The city apparently has a month to save the Hotel/Convention Center project. For those who don't remember the "groundbreaking" back in 2010, that was (is?) going to be the centerpiece of the new City of Warren, the commercial engine that would revitalize downtown.
Alas, those shovels of dirt ceremoniously turned by local and state dignitaries - ironically, many of whom also posed in front of the future Allegheny Center for the Arts building when that grant was announced - have been the only visible signs of work on the former manufacturing facility that would be transformed into a venue for meetings, expositions and lucrative good times.
The two lead movers and shakers met in private with the City of Warren's Convention Authority this week. Although the conversation was cloaked from public view, we are told that the authority (an arm of city government) has to come up with a funding source for the convention center by the end of April or $5.6 million in state grant money will be lost along with any hope of salvaging the project.
To say that the Hotel/Convention Center has been plagued with setbacks might be like gilding a river rock.
The only physical work tied to the Convention Center, paid for by GRO-Warren with money borrowed from the ACA Building Project, and subsequently reimbursed from the city's general fund balance, was an electrical upgrade to the surrounding infrastructure.
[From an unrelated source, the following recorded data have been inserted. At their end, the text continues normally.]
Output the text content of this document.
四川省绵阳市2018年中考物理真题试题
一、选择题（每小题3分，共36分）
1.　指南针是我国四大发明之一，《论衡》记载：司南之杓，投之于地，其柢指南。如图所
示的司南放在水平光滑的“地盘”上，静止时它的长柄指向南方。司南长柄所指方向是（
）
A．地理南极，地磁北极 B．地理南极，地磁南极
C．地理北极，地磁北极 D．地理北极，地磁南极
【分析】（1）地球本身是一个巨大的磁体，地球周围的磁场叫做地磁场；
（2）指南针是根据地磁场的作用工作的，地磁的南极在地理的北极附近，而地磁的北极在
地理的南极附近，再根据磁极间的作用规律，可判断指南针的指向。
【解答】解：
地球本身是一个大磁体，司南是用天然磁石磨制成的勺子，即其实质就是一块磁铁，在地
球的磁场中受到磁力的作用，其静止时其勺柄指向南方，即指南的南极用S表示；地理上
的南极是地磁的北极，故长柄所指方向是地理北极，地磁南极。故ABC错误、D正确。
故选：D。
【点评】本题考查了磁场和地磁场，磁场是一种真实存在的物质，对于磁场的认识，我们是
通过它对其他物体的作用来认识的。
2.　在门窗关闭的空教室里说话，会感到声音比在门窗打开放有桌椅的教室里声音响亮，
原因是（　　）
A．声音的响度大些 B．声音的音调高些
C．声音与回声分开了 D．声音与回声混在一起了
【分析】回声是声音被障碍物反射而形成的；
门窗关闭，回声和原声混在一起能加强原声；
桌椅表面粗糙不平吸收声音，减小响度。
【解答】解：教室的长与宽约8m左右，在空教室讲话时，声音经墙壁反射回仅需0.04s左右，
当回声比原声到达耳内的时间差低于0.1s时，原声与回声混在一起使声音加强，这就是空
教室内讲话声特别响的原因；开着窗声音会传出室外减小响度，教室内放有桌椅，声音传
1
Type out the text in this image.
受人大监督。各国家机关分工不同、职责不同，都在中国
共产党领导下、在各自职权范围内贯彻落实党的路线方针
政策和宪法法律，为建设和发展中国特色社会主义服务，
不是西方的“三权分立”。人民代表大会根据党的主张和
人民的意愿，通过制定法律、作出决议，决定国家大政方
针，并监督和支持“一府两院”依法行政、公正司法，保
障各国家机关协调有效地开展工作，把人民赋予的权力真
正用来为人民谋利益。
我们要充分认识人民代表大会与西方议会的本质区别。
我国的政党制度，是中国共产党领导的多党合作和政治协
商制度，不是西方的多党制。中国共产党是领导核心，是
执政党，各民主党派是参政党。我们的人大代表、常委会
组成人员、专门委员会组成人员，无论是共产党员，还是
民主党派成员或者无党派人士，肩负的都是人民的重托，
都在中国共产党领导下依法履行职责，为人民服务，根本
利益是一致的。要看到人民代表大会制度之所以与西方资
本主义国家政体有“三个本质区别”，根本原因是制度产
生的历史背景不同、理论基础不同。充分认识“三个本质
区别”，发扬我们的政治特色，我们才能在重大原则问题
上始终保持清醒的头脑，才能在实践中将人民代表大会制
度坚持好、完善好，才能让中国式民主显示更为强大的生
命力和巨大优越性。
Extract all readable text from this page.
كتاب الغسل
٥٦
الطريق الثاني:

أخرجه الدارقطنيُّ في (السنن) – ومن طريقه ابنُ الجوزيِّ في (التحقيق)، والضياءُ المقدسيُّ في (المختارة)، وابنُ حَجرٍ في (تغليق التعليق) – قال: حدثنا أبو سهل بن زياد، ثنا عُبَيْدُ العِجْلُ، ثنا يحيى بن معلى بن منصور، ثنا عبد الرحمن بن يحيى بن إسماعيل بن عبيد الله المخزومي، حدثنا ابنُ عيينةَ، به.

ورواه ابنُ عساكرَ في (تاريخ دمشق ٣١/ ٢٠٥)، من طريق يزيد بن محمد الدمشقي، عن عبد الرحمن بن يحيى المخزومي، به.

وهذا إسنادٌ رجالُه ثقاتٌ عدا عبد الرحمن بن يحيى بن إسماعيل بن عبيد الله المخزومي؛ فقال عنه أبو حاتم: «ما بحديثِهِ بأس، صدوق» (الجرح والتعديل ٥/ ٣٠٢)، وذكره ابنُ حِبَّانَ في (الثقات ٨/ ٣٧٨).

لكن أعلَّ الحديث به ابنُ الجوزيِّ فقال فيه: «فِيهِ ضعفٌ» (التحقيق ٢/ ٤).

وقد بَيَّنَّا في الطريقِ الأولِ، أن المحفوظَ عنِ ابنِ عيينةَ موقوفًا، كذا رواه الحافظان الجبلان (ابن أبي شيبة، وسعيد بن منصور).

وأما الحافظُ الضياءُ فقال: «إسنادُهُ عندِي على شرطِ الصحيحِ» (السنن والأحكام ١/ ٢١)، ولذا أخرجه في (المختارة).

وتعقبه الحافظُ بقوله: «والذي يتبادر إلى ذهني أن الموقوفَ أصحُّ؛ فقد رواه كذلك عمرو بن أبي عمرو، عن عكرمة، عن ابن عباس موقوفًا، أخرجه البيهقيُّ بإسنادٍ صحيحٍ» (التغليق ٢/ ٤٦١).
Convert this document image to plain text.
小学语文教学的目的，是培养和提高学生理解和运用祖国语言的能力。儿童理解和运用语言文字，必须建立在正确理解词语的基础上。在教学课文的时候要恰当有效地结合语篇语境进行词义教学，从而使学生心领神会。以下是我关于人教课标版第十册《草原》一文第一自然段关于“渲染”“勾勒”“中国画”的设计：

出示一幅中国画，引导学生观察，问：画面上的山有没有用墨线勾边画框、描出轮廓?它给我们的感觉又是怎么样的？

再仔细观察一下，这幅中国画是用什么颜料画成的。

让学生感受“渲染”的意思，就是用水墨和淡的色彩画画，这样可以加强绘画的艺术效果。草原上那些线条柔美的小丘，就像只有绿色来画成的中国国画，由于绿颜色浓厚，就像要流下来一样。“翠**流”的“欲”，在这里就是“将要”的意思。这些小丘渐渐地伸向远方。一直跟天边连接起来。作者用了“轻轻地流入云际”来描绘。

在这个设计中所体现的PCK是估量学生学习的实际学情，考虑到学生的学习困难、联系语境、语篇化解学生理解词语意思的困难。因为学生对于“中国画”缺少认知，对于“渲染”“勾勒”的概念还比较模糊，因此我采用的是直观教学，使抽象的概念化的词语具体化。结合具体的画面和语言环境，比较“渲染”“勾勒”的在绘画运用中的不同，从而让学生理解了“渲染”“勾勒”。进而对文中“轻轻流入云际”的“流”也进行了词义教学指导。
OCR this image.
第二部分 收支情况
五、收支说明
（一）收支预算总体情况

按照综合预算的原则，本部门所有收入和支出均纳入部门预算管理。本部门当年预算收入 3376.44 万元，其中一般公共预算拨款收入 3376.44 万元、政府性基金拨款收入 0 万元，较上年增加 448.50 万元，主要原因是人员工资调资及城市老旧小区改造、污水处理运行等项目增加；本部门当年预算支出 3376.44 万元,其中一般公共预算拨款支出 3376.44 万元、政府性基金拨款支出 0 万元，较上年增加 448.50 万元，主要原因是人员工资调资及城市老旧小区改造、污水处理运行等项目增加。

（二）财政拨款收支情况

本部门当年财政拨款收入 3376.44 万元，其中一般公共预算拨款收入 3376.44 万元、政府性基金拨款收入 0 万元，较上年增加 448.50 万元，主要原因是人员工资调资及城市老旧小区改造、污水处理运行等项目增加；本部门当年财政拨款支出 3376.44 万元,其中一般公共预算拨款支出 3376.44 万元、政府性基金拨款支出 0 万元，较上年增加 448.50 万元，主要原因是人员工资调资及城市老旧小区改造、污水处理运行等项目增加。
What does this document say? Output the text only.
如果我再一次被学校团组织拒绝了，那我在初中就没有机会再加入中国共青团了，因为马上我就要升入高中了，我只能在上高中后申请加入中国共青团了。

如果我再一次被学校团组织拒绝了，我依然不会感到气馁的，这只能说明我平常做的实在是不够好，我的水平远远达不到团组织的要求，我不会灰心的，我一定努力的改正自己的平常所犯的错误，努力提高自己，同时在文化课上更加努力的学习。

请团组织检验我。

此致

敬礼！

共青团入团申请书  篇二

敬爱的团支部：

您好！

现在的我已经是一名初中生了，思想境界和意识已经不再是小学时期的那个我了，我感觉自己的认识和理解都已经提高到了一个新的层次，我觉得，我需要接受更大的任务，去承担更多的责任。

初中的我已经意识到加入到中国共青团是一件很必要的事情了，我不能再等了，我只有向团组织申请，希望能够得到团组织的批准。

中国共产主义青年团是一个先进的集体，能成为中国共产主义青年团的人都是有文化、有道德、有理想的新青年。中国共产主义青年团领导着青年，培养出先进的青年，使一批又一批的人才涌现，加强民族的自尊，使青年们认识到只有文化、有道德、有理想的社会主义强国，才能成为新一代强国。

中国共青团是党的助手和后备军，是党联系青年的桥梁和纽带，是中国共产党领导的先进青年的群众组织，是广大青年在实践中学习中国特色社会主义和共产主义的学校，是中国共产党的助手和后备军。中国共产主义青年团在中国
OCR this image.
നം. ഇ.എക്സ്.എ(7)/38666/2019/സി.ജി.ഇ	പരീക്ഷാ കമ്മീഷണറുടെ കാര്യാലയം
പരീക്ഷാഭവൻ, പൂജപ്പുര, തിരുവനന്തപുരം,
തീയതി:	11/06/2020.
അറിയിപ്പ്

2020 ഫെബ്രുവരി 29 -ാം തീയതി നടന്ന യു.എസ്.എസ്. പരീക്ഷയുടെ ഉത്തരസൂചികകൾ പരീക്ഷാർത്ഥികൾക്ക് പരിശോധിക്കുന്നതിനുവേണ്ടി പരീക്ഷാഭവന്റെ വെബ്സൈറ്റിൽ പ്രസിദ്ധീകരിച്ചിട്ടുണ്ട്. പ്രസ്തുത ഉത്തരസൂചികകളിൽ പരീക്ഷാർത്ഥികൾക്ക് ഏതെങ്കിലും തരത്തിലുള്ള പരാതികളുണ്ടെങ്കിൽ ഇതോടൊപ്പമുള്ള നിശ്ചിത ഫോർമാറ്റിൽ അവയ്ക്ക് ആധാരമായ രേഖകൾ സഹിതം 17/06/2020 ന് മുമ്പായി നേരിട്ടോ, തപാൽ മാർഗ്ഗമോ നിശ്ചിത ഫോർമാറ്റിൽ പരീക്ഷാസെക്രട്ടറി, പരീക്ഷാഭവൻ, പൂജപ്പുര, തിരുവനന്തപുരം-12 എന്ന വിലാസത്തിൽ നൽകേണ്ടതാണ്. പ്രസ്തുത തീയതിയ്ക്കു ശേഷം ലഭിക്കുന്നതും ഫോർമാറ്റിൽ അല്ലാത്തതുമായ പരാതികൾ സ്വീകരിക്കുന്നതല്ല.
Because of its serpentine funding stream, even that little bit of construction has produced significant controversy.
In the meantime, the almost-weekly announcements of grand plans for other projects, from Black Windows to multi-story educational centers, have disappeared along with the organization that was paid to market them - GRO-Warren.
Prior to the city's marriage to the Hotel/Convention Center project, it had given rights to develop the same property as a hotel to an inn-keeper from the Buffalo area. He had a deadline, and when it passed without progress, the city withdrew its offer.
Now, another deadline looms. With it comes some hope for closure, be it success or failure. We would suggest that, if this deadline passes without a positive outcome, the city should withdraw from its partnership with the current developers, pay off the authority's debt, and think long and hard before its next public-private partnership.